Authorize the OneButtonMachine object access to your repository service and data through the project context:


val metaServicePath = "https://"+ repositoryIP +":443"

// authenticate with given authToken, set repositoryIP and metaServicePath
onebm.authenticate(authToken)
onebm.set_repository_ip(repositoryIP)
onebm.set_meta_service_path(metaServicePath)

Load data into the runner and run automated feature extraction:


// load data
onebm.load_data(spark)

// extract features
var features = onebm.extract_features(spark, is_feature_selection = true, 
    is_categorical_transformation = true)

The OneButtonMachine tool will create 66 features from the specified relational database.

Evaluate the automatically extracted features by using them to train a Random Forest model:


import org.apache.spark.ml.Pipeline
import org.apache.spark.ml.evaluation.RegressionEvaluator
import org.apache.spark.ml.regression.{RandomForestRegressionModel, 
     RandomForestRegressor}
import org.apache.spark.ml.feature.VectorAssembler

// fill missing values in the features with -9999.0
val column_types = features.dtypes.toMap
val feature_columns = features.columns.filter(c => 
    {c != "next_purchase" && c != "id" && column_types(c) != "StringType"})
    features = features.na.fill(feature_columns.map(c => (c, -9999.0)).toMap)

val vectorAssembler_features = new VectorAssembler().
    setInputCols(feature_columns).setOutputCol("features")

// split the data into training and test sets (30% held out for testing).
val Array(trainingData, testData) = features.randomSplit(Array(0.7, 0.3))

// train a RandomForest model.
val rf = new RandomForestRegressor().setLabelCol("next_purchase").
    setFeaturesCol("features")

// chain indexer and forest in a Pipeline.
val pipeline = new Pipeline().setStages(Array(vectorAssembler_features, rf))

// train model.
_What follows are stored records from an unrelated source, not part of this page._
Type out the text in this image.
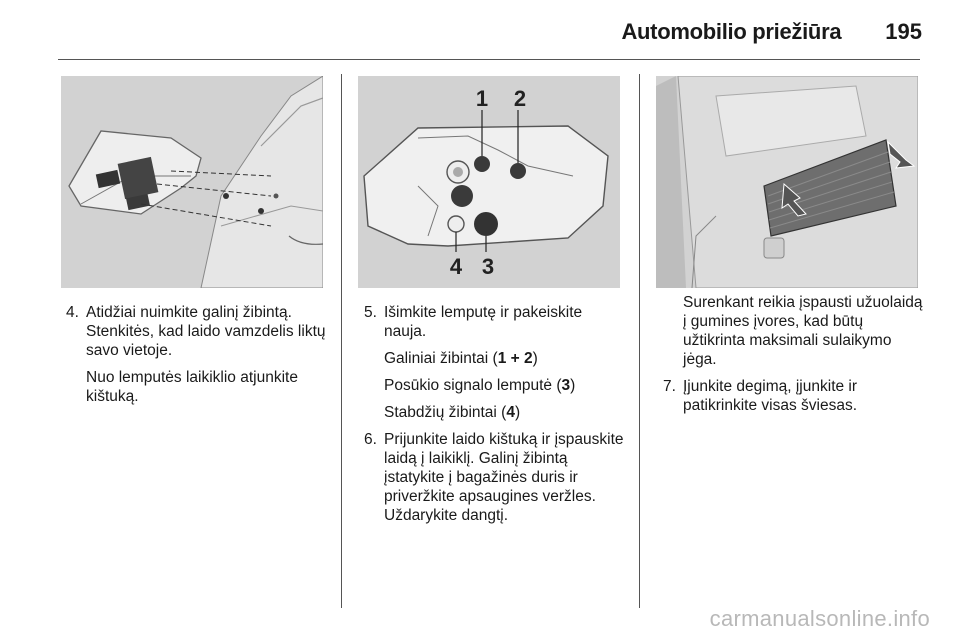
Automobilio priežiūra 195
1 2
4 3
4. Atidžiai nuimkite galinį žibintą. Stenkitės, kad laido vamzdelis liktų savo vietoje.
Nuo lemputės laikiklio atjunkite kištuką.
5. Išimkite lemputę ir pakeiskite nauja.
Galiniai žibintai (1 + 2)
Posūkio signalo lemputė (3)
Stabdžių žibintai (4)
6. Prijunkite laido kištuką ir įspauskite laidą į laikiklį. Galinį žibintą įstatykite į bagažinės duris ir priveržkite apsaugines veržles. Uždarykite dangtį.
Surenkant reikia įspausti užuolaidą į gumines įvores, kad būtų užtikrinta maksimali sulaikymo jėga.
7. Įjunkite degimą, įjunkite ir patikrinkite visas šviesas.
carmanualsonline.info
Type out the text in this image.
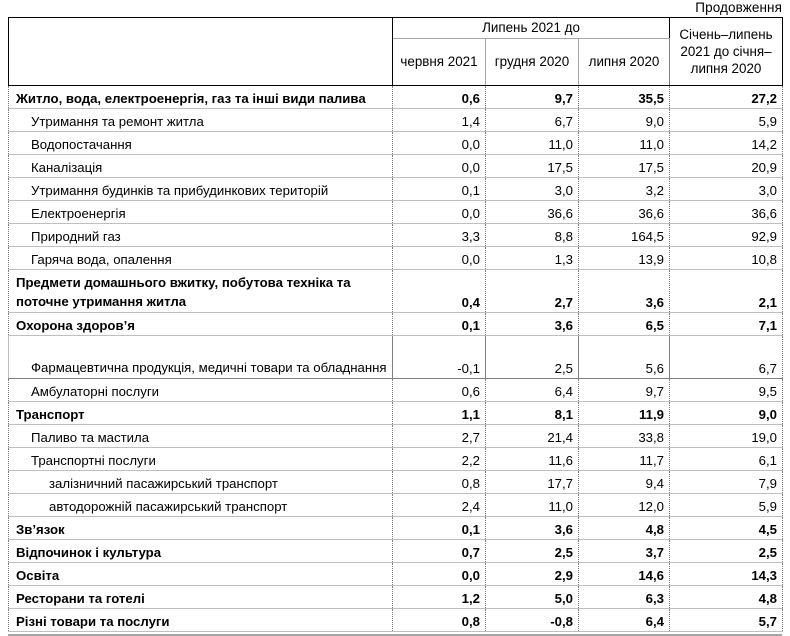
Продовження
	Липень 2021 до			Січень–липень 2021 до січня–липня 2020
	червня 2021	грудня 2020	липня 2020	
Житло, вода, електроенергія, газ та інші види палива	0,6	9,7	35,5	27,2
Утримання та ремонт житла	1,4	6,7	9,0	5,9
Водопостачання	0,0	11,0	11,0	14,2
Каналізація	0,0	17,5	17,5	20,9
Утримання будинків та прибудинкових територій	0,1	3,0	3,2	3,0
Електроенергія	0,0	36,6	36,6	36,6
Природний газ	3,3	8,8	164,5	92,9
Гаряча вода, опалення	0,0	1,3	13,9	10,8
Предмети домашнього вжитку, побутова техніка та поточне утримання житла	0,4	2,7	3,6	2,1
Охорона здоров’я	0,1	3,6	6,5	7,1
Фармацевтична продукція, медичні товари та обладнання	-0,1	2,5	5,6	6,7
Амбулаторні послуги	0,6	6,4	9,7	9,5
Транспорт	1,1	8,1	11,9	9,0
Паливо та мастила	2,7	21,4	33,8	19,0
Транспортні послуги	2,2	11,6	11,7	6,1
залізничний пасажирський транспорт	0,8	17,7	9,4	7,9
автодорожній пасажирський транспорт	2,4	11,0	12,0	5,9
Зв’язок	0,1	3,6	4,8	4,5
Відпочинок і культура	0,7	2,5	3,7	2,5
Освіта	0,0	2,9	14,6	14,3
Ресторани та готелі	1,2	5,0	6,3	4,8
Різні товари та послуги	0,8	-0,8	6,4	5,7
This also runs the indexer.
val model = pipeline.fit(trainingData)

// make predictions.
val predictions = model.transform(testData)

// select example rows to display.
predictions.select("prediction", "next_purchase", "features").show(5)
val rfModel = model.stages(1).asInstanceOf[RandomForestRegressionModel]

Print the RMSE and the top 10 features:


// select (prediction, true label) and compute test error.
val evaluator = new RegressionEvaluator().setLabelCol("next_purchase")
    .setPredictionCol("prediction").setMetricName("rmse")
val rmse = evaluator.evaluate(predictions)

//output the value of Root Mean Squared Error (RMSE)
println("RMSE on test data = " + rmse)

// print top features discovered by OneBM
val feature_importances = feature_columns.zip(rfModel.
    featureImportances.toArray).sortBy(-_._2)
for (i <- 0 until 10){
    println(feature_importances(i)._1 + " " + feature_importances(i)._2)
}

The name of a feature indicates how it was created and extracted. See OneButtonMachine API for details on feature naming conventions.